Jana Patey
Biography
Whilst working at the University College London, I also hold an Associate Lectureship at the University of West of England and I am a visiting fellow at the University of East Anglia.
Prior to these engagements, I was a Senior Research Associate at Norwich Business School (UEA) for two years and I worked on a prestigious ESRC funded project investigating the factors affecting the introduction of health and wellbeing practices in organisations that can foster higher levels of productivity, staff engagement, health and wellbeing.
Whilst completing my Phd between 2013 and 2019 I worked as an Occasional Lecturer at the University of Suffolk, teaching both postgraduate and undergraduate modules in Business Management, Organisational Behaviour and HRM CIPD accredited courses.
I am an experienced qualitative researcher with essential training in quantitative methods. I am passionate about impactful research into:
- health and wellbeing at work (individual and organisational wellness, critique of wellbeing practices),
- affect at work and organisational malpractice,
- creativity at work, creative expression, and supporting/suppressing structures at work,
- AI in organisations, future of work as well as teaching with AI,
- entrepreneurship studies, women in entrepreneurship and innovation,
- gender equality, diversity, and inclusion/ inequalities in organisational life.

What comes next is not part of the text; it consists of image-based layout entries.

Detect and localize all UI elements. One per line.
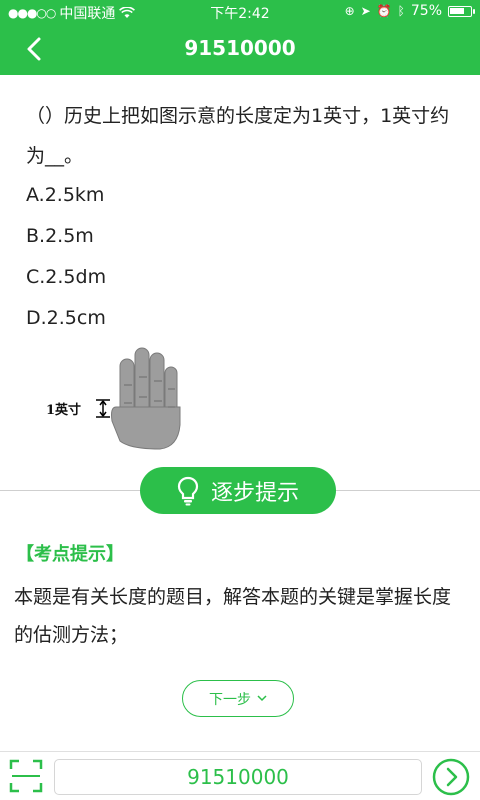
battery-fill	[450, 7, 464, 14]
lightbulb-icon	[177, 476, 199, 505]
hand-figure: 1英寸	[44, 345, 194, 455]
hint-text: 本题是有关长度的题目，解答本题的关键是掌握长度的估测方法；	[14, 586, 452, 646]
step-hint-button[interactable]: 逐步提示	[140, 467, 336, 514]
option-b: B.2.5m	[26, 225, 94, 247]
code-input[interactable]: 91510000	[54, 759, 422, 795]
alarm-icon: ⏰	[376, 4, 392, 18]
status-right: ⊕ ➤ ⏰ ᛒ 75%	[344, 3, 475, 19]
step-hint-label: 逐步提示	[210, 480, 299, 506]
nav-bar: 91510000	[0, 24, 480, 75]
status-bar: ●●●○○ 中国联通 下午2:42 ⊕ ➤ ⏰ ᛒ 75%	[0, 0, 480, 24]
go-arrow-icon[interactable]	[432, 758, 470, 796]
battery-icon	[448, 5, 475, 17]
next-step-label: 下一步	[209, 691, 251, 708]
bottom-bar: 91510000	[0, 751, 480, 800]
section-label: 【考点提示】	[16, 544, 124, 565]
option-d: D.2.5cm	[26, 307, 106, 329]
hand-illustration	[96, 347, 181, 450]
next-step-button[interactable]: 下一步	[182, 680, 294, 717]
scan-icon[interactable]	[8, 758, 44, 794]
location-icon: ➤	[360, 4, 371, 18]
option-c: C.2.5dm	[26, 266, 107, 288]
question-text: （）历史上把如图示意的长度定为1英寸，1英寸约为__。	[26, 105, 450, 167]
chevron-down-icon	[257, 695, 267, 702]
rotation-lock-icon: ⊕	[344, 4, 355, 18]
bluetooth-icon: ᛒ	[397, 4, 405, 18]
option-a: A.2.5km	[26, 184, 105, 206]
battery-percent: 75%	[410, 3, 442, 19]
page-title: 91510000	[184, 36, 296, 60]
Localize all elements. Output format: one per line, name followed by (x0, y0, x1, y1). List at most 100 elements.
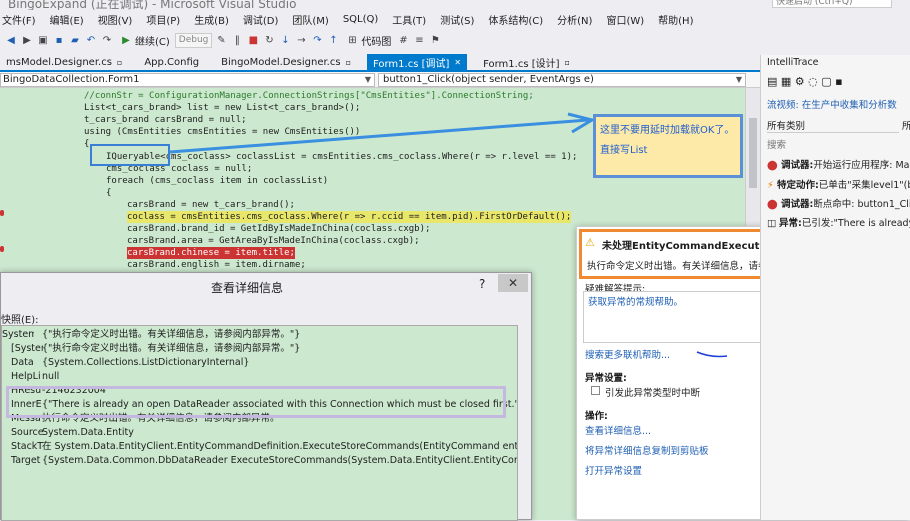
tab-label: App.Config (144, 56, 200, 68)
pin-icon[interactable]: ▫ (565, 58, 570, 67)
class-dropdown[interactable]: BingoDataCollection.Form1 ▼ (0, 73, 375, 87)
tab-bingomodel-designer[interactable]: BingoModel.Designer.cs ▫ (215, 54, 357, 70)
config-select[interactable]: Debug (174, 32, 213, 48)
search-box[interactable]: 搜索 (767, 137, 786, 151)
dialog-title: 查看详细信息 (211, 281, 284, 295)
continue-label: 继续(C) (135, 36, 170, 48)
exception-settings-link[interactable]: 打开异常设置 (585, 463, 642, 477)
menu-project[interactable]: 项目(P) (146, 12, 180, 27)
close-button[interactable]: ✕ (498, 274, 528, 292)
event-item[interactable]: ◫ 异常:已引发:"There is already (767, 215, 910, 229)
member-dropdown[interactable]: button1_Click(object sender, EventArgs e… (378, 73, 746, 87)
code-map-button[interactable]: ⊞ 代码图 (345, 33, 391, 48)
step-over-icon[interactable]: ↷ (310, 33, 324, 47)
panel-title: IntelliTrace (767, 57, 819, 68)
more-help-link[interactable]: 搜索更多联机帮助... (585, 347, 670, 361)
annotation-note: 这里不要用延时加载就OK了。直接写List (593, 114, 743, 178)
pin-icon[interactable]: ▫ (117, 58, 122, 67)
member-name: button1_Click(object sender, EventArgs e… (383, 74, 594, 85)
menu-tools[interactable]: 工具(T) (392, 12, 426, 27)
stop-icon[interactable]: ■ (246, 33, 260, 47)
forward-icon[interactable]: ▶ (20, 33, 34, 47)
category-select[interactable]: 所有类别 (767, 118, 899, 133)
general-help-link[interactable]: 获取异常的常规帮助。 (588, 294, 683, 308)
tab-form1-debug[interactable]: Form1.cs [调试] ✕ (366, 54, 468, 70)
annotation-text: 这里不要用延时加载就OK了。直接写List (600, 125, 735, 156)
copy-details-link[interactable]: 将异常详细信息复制到剪贴板 (585, 443, 709, 457)
breakpoint-icon[interactable] (0, 210, 4, 216)
code-line: carsBrand.brand_id = GetIdByIsMadeInChin… (127, 224, 431, 234)
restart-icon[interactable]: ↻ (262, 33, 276, 47)
menu-team[interactable]: 团队(M) (292, 12, 328, 27)
lightning-icon: ⚡ (767, 180, 777, 191)
event-item[interactable]: ⚡ 特定动作:已单击"采集level1"(b (767, 177, 910, 191)
code-line: //connStr = ConfigurationManager.Connect… (84, 91, 534, 101)
back-icon[interactable]: ◀ (4, 33, 18, 47)
menu-test[interactable]: 测试(S) (440, 12, 474, 27)
break-checkbox[interactable] (591, 386, 600, 395)
play-icon: ▶ (122, 34, 130, 46)
step-out-icon[interactable]: ↑ (326, 33, 340, 47)
tab-msmodel-designer[interactable]: msModel.Designer.cs ▫ (0, 54, 128, 70)
thread-select[interactable]: 所有 (902, 118, 910, 132)
menu-window[interactable]: 窗口(W) (606, 12, 644, 27)
quick-launch-input[interactable]: 快速启动 (Ctrl+Q) (772, 0, 892, 8)
code-line: { (106, 188, 112, 198)
menu-analyze[interactable]: 分析(N) (557, 12, 592, 27)
menu-build[interactable]: 生成(B) (194, 12, 229, 27)
iqueryable-highlight (90, 144, 170, 166)
intellitrace-toolbar[interactable]: ▤ ▦ ⚙ ◌ ▢ ▪ (767, 75, 843, 88)
menu-bar: 文件(F) 编辑(E) 视图(V) 项目(P) 生成(B) 调试(D) 团队(M… (0, 10, 760, 28)
code-line: carsBrand = new t_cars_brand(); (127, 200, 295, 210)
navigation-bar: BingoDataCollection.Form1 ▼ button1_Click… (0, 72, 760, 88)
show-next-icon[interactable]: → (294, 33, 308, 47)
exception-icon: ◫ (767, 218, 779, 229)
code-line: { (84, 139, 90, 149)
window-title: BingoExpand (正在调试) - Microsoft Visual St… (8, 0, 297, 10)
menu-debug[interactable]: 调试(D) (243, 12, 279, 27)
undo-icon[interactable]: ↶ (84, 33, 98, 47)
intellitrace-panel: IntelliTrace ▤ ▦ ⚙ ◌ ▢ ▪ 流视频: 在生产中收集和分析数… (760, 55, 910, 520)
stream-link[interactable]: 流视频: 在生产中收集和分析数 (767, 97, 897, 111)
menu-architecture[interactable]: 体系结构(C) (488, 12, 543, 27)
code-map-label: 代码图 (361, 36, 392, 48)
scroll-thumb[interactable] (749, 118, 757, 188)
event-item[interactable]: ⬤ 调试器:开始运行应用程序: Ma (767, 157, 910, 171)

Before joining the Business Schools, I held HR advisory positions in several private and public sector organisations between 2010 and 2019. I focused on the mitigation of organisational risks in employment relations matters, designing and integrating of policies and processes affecting organisational outcomes such as improved wellbeing and performance.
I hold a fellowship of HEA and I am a Chartered member of CIPD.
My Phd research (July 2019) explored how workplace relations can provide valuable insights into organisational anxiety and organisational malpractice. I used the psychodynamic lenses and specialised in the Object Relations School in terms of exploration of the self as affected by interpersonal and organisational spaces.